Tips for auditing with changed controls during the pandemic

April 16, 2020

JofA Article
By Bob Dohrer, CPA, CGMA, with Ken Tysiac

 

The coronavirus pandemic has raised a number of questions about how to properly audit financial statements when internal controls have changed due to dramatic changes in an entity’s business volume and activities.

The auditing standards (GAAS) require the auditor to obtain an understanding of controls that are relevant to the audit and assess whether they are designed effectively to prevent or at least detect and correct material misstatements that might be made in the financial statements. Then the auditor is required to determine whether they’ve been implemented. Please note that this article addresses audits performed under generally accepted auditing standards (GAAS) and not audits under PCAOB standards.

GAAS requires auditors to identify where and how the financial statements may possibly carry a higher risk of being materially misstated. The auditor uses that understanding to help design what further audit procedures might be effective in detecting any material misstatement that may exist.

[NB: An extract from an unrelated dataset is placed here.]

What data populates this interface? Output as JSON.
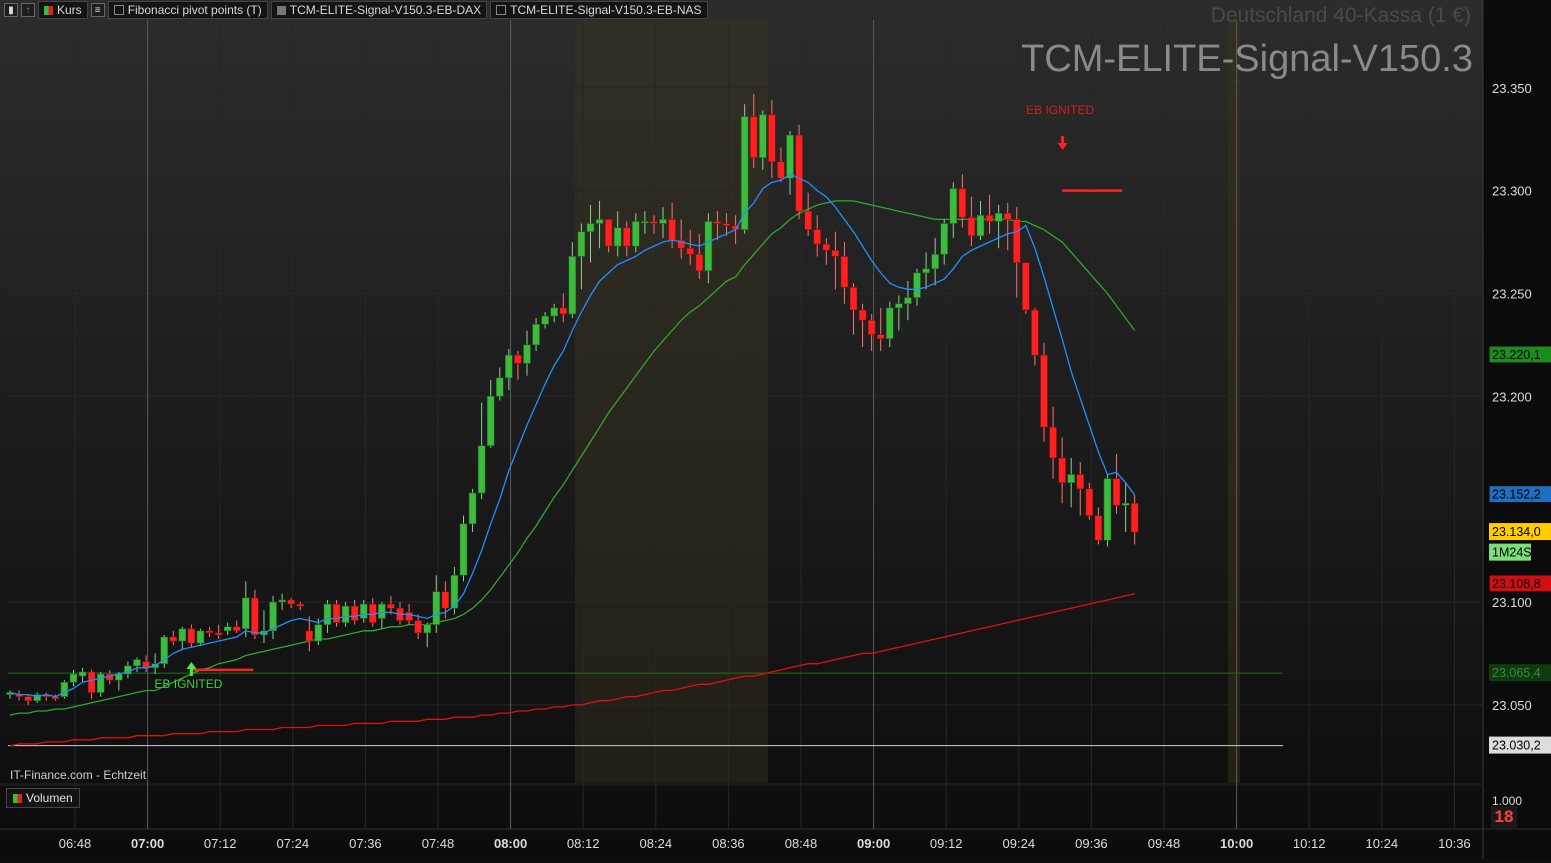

Those further audit procedures can either be tests of controls or substantive audit procedures. I’ll come back to tests of controls later, but it’s important in this environment for auditors to be creative and innovative in their audit approaches. That may involve performing procedures remotely, and it is predicated on understanding how the client is processing and controlling its financial accounting processes and working transactions through the financial statements.

The auditor needs to understand the entity’s internal control before determining whether procedures that might be performed remotely would truly be effective.